Abstract

Fiberglass liners with polished bore seal assemblies are being successfully used to salvage old injection wells as less than half the cost of drilling the wells again. Components of conventional waterflood fiberglass liner completion equipment used in the past to improve well conditions and injection profile control were modified or changed.

Introduction

Tertiary oil recovery techniques, such as carbon dioxide (CO2) flooding, require a closer economic evaluation of problems previously accepted during waterflooding. The Seminole San Andres Unit (SSAU) in Gaines County, Texas operated by Amerada Hess Corporation, is a field with some problems that are now being addressed due to the increased cost of flooding a reservoir with the water-alternating-gas (WAG) CO2 flooding technique. The cost of injecting one reservoir barrel of water in the SSAU is approximately six cents whereas the cost for injecting one reservoir barrel of CO2 is approximately two dollars and forty cents, a significant difference.

SSAU injection wells are an area that previously accepted problems are now being confronted to optimize the success of the CO2 flood. This paper reviews the history of problems with these wells and the development of a fiberglass liner with a polished bore seal assembly for solving these problems.

RESERVOIR BACKGROUND INFORMATION

The dolomite San Andres formation of Permian age located near Seminole, Texas (Figure 1) was first discovered in 1936. The formation is produced from a total depth of 5300 feet (1.615 E + 03 m) with an average pay thickness of 126 feet (3.84 E + 01 m). The cap rock of t he formation is a dense dolomite with an anticline structure for trapping oil. Original oil in place was 971 million barrels (1.54 E + 08 m3). Primary depletion by solution gas drive recovered an estimated 268 million barrels (4.26 E + 07 m3) of oil. The field was unitized in 1969 for the purpose of waterflooding. Secondary recovery is expected to recover an additional 204 million barrels (3.24 E + 07 m3) of oil. In 1983 CO2 flooding the reservoir with the WAG method was begun as a tertiary recovery technique for recovering an estimated 138 million additional barrels (2.19 E + 07 m3) of oil. The field is being developed into an 80 acre (3.34 E + 05 m2) inverted nine spot pattern with currently 427 producing wells and 161 injection wells of which 107 are WAG injectors.

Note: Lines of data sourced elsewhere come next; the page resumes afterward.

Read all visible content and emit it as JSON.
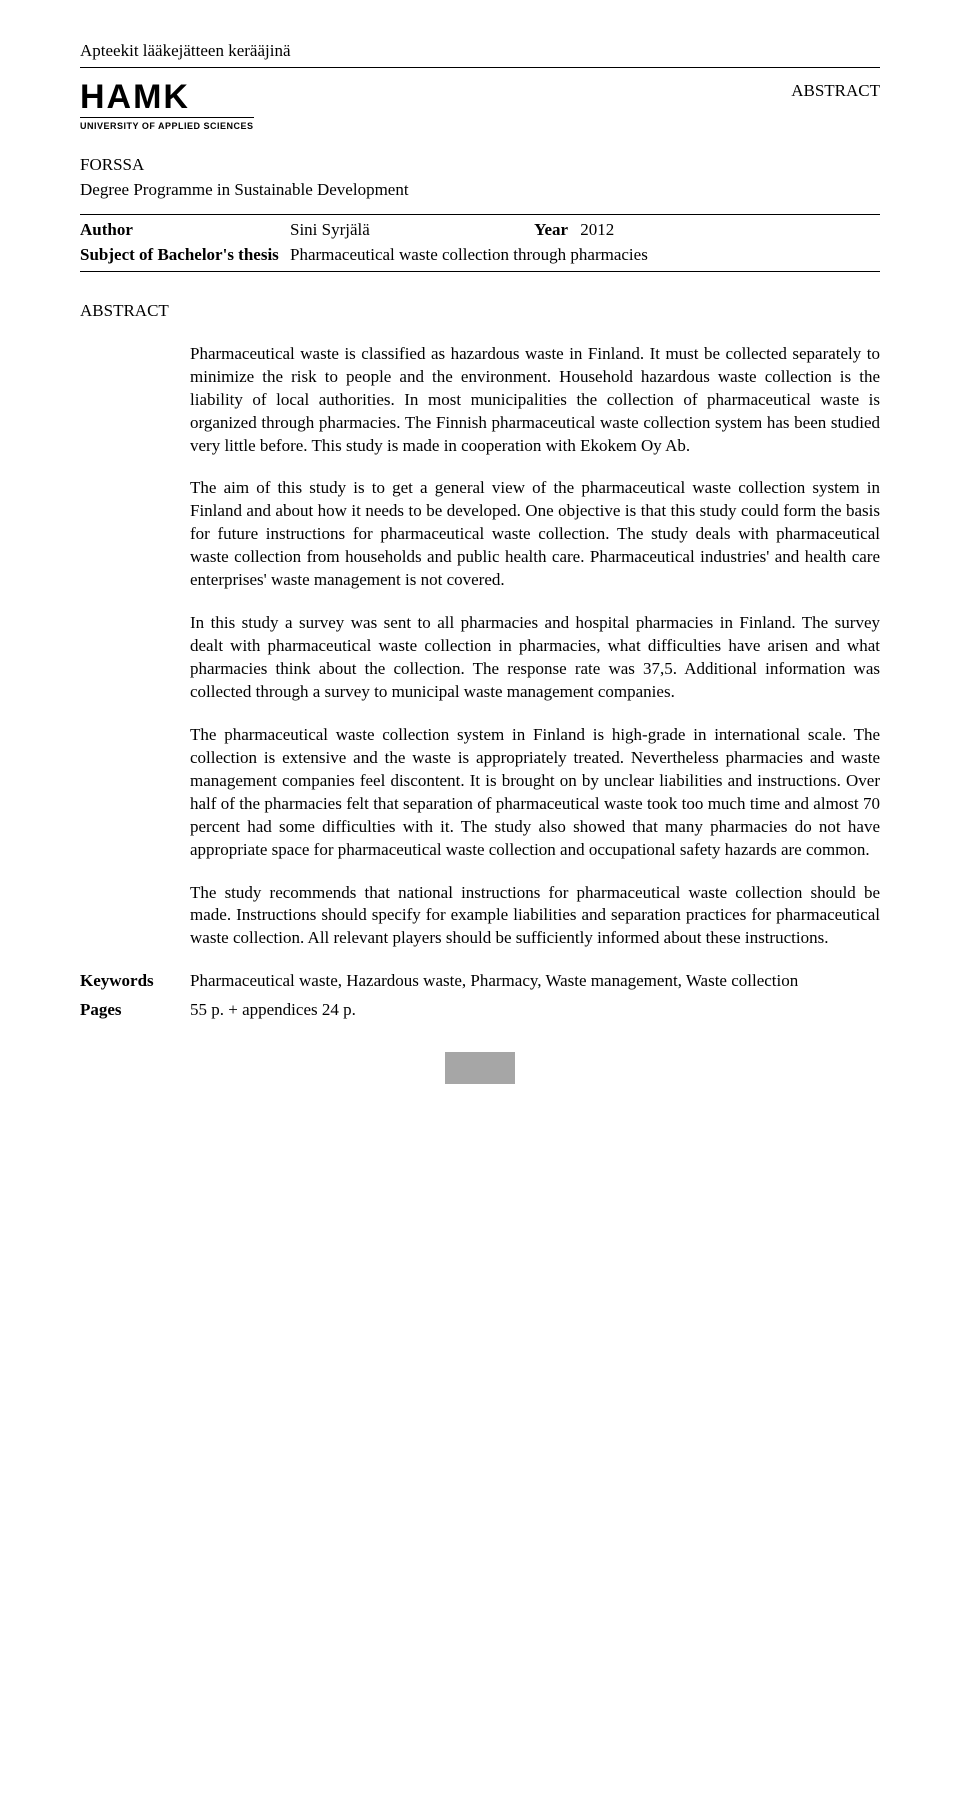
{
  "running_header": "Apteekit lääkejätteen kerääjinä",
  "logo": {
    "main": "HAMK",
    "sub": "UNIVERSITY OF APPLIED SCIENCES"
  },
  "abstract_label": "ABSTRACT",
  "institution": "FORSSA",
  "programme": "Degree Programme in Sustainable Development",
  "author_label": "Author",
  "author_name": "Sini Syrjälä",
  "year_label": "Year",
  "year_value": "2012",
  "subject_label": "Subject of Bachelor's thesis",
  "subject_value": "Pharmaceutical waste collection through pharmacies",
  "section_heading": "ABSTRACT",
  "paragraphs": {
    "p1": "Pharmaceutical waste is classified as hazardous waste in Finland. It must be collected separately to minimize the risk to people and the environment. Household hazardous waste collection is the liability of local authorities. In most municipalities the collection of pharmaceutical waste is organized through pharmacies. The Finnish pharmaceutical waste collection system has been studied very little before. This study is made in cooperation with Ekokem Oy Ab.",
    "p2": "The aim of this study is to get a general view of the pharmaceutical waste collection system in Finland and about how it needs to be developed. One objective is that this study could form the basis for future instructions for pharmaceutical waste collection. The study deals with pharmaceutical waste collection from households and public health care. Pharmaceutical industries' and health care enterprises' waste management is not covered.",
    "p3": "In this study a survey was sent to all pharmacies and hospital pharmacies in Finland. The survey dealt with pharmaceutical waste collection in pharmacies, what difficulties have arisen and what pharmacies think about the collection. The response rate was 37,5. Additional information was collected through a survey to municipal waste management companies.",
    "p4": "The pharmaceutical waste collection system in Finland is high-grade in international scale. The collection is extensive and the waste is appropriately treated. Nevertheless pharmacies and waste management companies feel discontent. It is brought on by unclear liabilities and instructions. Over half of the pharmacies felt that separation of pharmaceutical waste took too much time and almost 70 percent had some difficulties with it. The study also showed that many pharmacies do not have appropriate space for pharmaceutical waste collection and occupational safety hazards are common.",
    "p5": "The study recommends that national instructions for pharmaceutical waste collection should be made. Instructions should specify for example liabilities and separation practices for pharmaceutical waste collection. All relevant players should be sufficiently informed about these instructions."
  },
  "keywords_label": "Keywords",
  "keywords_value": "Pharmaceutical waste, Hazardous waste, Pharmacy, Waste management, Waste collection",
  "pages_label": "Pages",
  "pages_value": "55 p. + appendices 24 p.",
  "colors": {
    "text": "#000000",
    "background": "#ffffff",
    "footer_bar": "#a6a6a6"
  }
}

GENERAL INJECTION WELL HISTORY

Over 90% of the WAG injection wells in the field were drilled in the 1940's. These wells were completed with production casing set into the cap rock of the formation followed by drilling the pay zone. They were oil producers until converted to injectors for the water and the CO2 floods.

The San Andres reservoir has a good waterflooding history of matching theoretical zonal injection (porosity-feet profile) and logged zonal injection. The injection profile logs combined with an efficient oil recovery have verified the reservoir's ability to waterflood property with the open hole completion technique.

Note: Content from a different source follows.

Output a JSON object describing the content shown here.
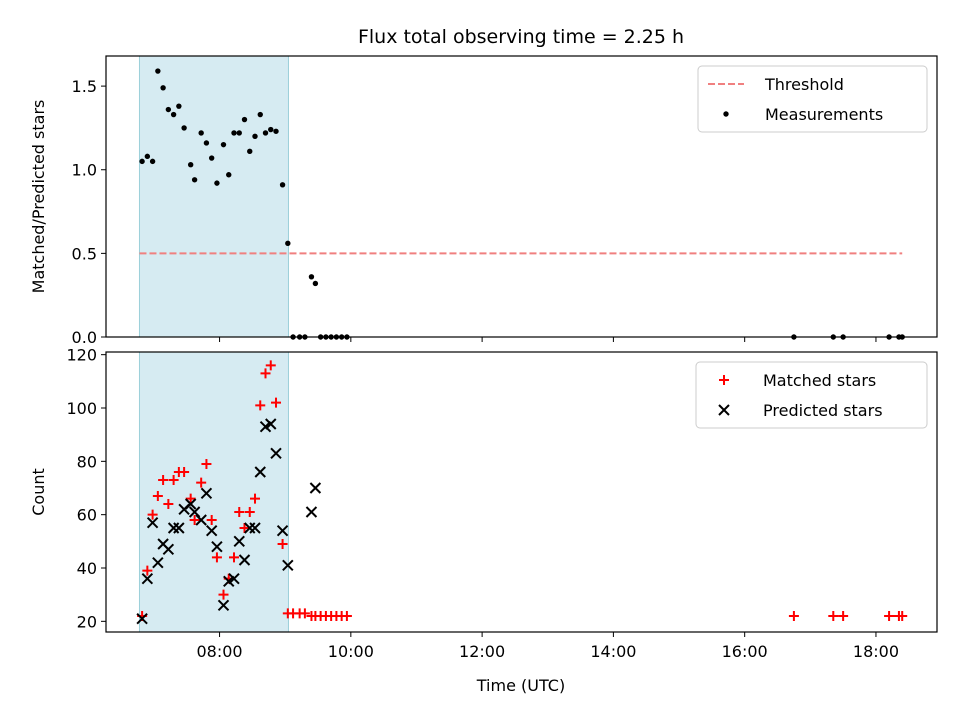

As shown in Figure 2 the water injection well completion utilized an injection packer installed within 200 feet (6.10 E + 01m) of the casing shoe. Injection well work during the waterflood was minimal due to an equipment failure rate of less than five percent a year.

No changes were chosen from the open hole completion technique when these wells were placed on WAG injection due to their successful history during waterflooding. Although casing inspection logs ran prior to CO2 injection indicated some deterioration below the packer, the corrosion was not significant enough to have caused numerous failures in the past. Now five years since the commencement of CO2 injection in the field, casing problems are slowly occurring and no field wide history of poor injection profile control has been observed.

PREVIOUS LOGIC AND REPAIR TECHNIQUES USED ON PROBLEM INJECTORS

Prior to CO2 flooding a small number of injection wells experienced significant water loss due to a hole in the casing below the packer or an open hole thief zone. They were repaired for one or more of the following reasons:

  1. Injection into the main pay zone was decreased to the point that withdrawals were affected.

  2. The cost of water lost justified working on the well.

  3. Life of a well was jeopardized due to the possibility of casing collapse.